For the remaining rules, here are the before/after hit-frequencies:
1.081 2.1601 0.0000 1.000 0.93 2.17 FROM_ALL_NUMS:2.6
0.614 1.2267 0.0000 1.000 0.93 2.17 FROM_ALL_NUMS:3.0
Definitely not an improvement for me, should retest old rule.
7.108 14.0076 0.2003 0.986 0.91 0.35 HTML_TAG_BALANCE_BODY:2.6
5.427 10.8207 0.0267 0.998 0.94 0.35 HTML_TAG_BALANCE_BODY:3.0
Looks like an overall improvement.
3.112 5.9604 0.2603 0.958 0.83 0.67 HTML_TAG_BALANCE_HTML:2.6
1.691 3.3669 0.0134 0.996 0.92 0.67 HTML_TAG_BALANCE_HTML:3.0
Looks like an overall improvement.
2.959 5.7470 0.1669 0.972 0.86 0.19 MIME_BASE64_NO_NAME:2.6
2.165 4.2269 0.1001 0.977 0.87 0.19 MIME_BASE64_NO_NAME:3.0
Hmmm... tough call.
2.832 5.6004 0.0601 0.989 0.91 1.10 MIME_BASE64_TEXT:2.6
2.135 4.2269 0.0401 0.991 0.91 1.10 MIME_BASE64_TEXT:3.0
Hmmm... tough call.
3.286 6.0871 0.4806 0.927 0.75 0.24 MIME_QP_LONG_LINE:2.6
0.570 1.0201 0.1202 0.895 0.67 0.24 MIME_QP_LONG_LINE:3.0
Wow, something bad happened here. Are we decoding these away?
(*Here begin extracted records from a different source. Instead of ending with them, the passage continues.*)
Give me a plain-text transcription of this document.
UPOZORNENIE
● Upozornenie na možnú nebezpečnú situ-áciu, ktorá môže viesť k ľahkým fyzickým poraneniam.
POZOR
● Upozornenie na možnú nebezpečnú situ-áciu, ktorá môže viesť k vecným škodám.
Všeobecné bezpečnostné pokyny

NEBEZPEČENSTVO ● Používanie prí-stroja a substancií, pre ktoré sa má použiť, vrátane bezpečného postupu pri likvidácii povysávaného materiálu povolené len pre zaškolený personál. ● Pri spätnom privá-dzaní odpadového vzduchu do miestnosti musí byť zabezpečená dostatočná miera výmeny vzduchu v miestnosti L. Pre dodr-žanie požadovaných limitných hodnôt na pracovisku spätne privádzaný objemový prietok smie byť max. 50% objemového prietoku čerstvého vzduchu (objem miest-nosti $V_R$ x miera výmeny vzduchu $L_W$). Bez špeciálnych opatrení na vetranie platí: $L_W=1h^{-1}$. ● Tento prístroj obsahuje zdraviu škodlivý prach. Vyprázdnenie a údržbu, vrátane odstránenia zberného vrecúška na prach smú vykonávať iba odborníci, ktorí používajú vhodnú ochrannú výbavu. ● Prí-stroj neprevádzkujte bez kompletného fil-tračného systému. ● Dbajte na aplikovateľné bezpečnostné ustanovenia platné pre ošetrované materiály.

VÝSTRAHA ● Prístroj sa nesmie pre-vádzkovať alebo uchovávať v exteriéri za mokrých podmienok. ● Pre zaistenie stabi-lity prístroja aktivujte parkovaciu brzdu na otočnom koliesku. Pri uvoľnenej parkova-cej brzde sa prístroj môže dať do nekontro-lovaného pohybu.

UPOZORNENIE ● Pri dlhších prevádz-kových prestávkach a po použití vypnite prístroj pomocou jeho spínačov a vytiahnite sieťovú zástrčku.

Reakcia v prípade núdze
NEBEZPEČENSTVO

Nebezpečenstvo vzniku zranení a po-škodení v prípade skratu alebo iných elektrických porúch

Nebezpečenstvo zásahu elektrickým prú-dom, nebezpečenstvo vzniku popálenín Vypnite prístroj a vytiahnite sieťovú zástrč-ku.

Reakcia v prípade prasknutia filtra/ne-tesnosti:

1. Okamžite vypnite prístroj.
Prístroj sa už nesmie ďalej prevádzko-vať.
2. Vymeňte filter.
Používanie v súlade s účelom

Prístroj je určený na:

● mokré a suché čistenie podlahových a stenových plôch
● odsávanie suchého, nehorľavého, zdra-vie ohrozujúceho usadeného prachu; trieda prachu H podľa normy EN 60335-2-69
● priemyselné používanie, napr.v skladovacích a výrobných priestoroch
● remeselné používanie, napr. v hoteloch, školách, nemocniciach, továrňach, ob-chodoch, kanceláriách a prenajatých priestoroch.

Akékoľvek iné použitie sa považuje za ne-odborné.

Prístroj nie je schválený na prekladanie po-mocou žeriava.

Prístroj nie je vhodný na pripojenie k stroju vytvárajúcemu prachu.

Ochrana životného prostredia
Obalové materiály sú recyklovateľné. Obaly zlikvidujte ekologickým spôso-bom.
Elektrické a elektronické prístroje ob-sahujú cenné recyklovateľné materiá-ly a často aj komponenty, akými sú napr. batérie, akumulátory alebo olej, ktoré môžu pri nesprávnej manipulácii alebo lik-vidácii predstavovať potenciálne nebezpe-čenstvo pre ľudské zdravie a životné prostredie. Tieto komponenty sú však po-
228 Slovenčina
3.756 7.3005 0.2069 0.972 0.86 1.00 MSGID_DOLLARS:2.6
3.072 6.1404 0.0000 1.000 0.94 1.00 MSGID_DOLLARS:3.0
Looks like a very nice improvement!
1.024 2.0401 0.0067 0.997 0.92 2.53 TRACKER_ID:2.6
0.814 1.6201 0.0067 0.996 0.92 2.53 TRACKER_ID:3.0
Looks like this was also a loss, but I recall some bug was fixed. Maybe
retest anyway?
So, these are the ones that we might want to revisit:
1.081 2.1601 0.0000 1.000 0.93 2.17 FROM_ALL_NUMS:2.6
0.614 1.2267 0.0000 1.000 0.93 2.17 FROM_ALL_NUMS:3.0
3.286 6.0871 0.4806 0.927 0.75 0.24 MIME_QP_LONG_LINE:2.6
0.570 1.0201 0.1202 0.895 0.67 0.24 MIME_QP_LONG_LINE:3.0
1.024 2.0401 0.0067 0.997 0.92 2.53 TRACKER_ID:2.6
0.814 1.6201 0.0067 0.996 0.92 2.53 TRACKER_ID:3.0
Incidentally, these prerequisite rules lost a heck of a lot of hits:
-712 __MIME_BASE64
-4570 __MIME_QP
That seems related to the huge drop in MIME_QP_LONG_LINE and the small
drops in the MIME_BASE64 rules.
------- You are receiving this mail because: -------
You are the assignee for the bug, or are watching the assignee.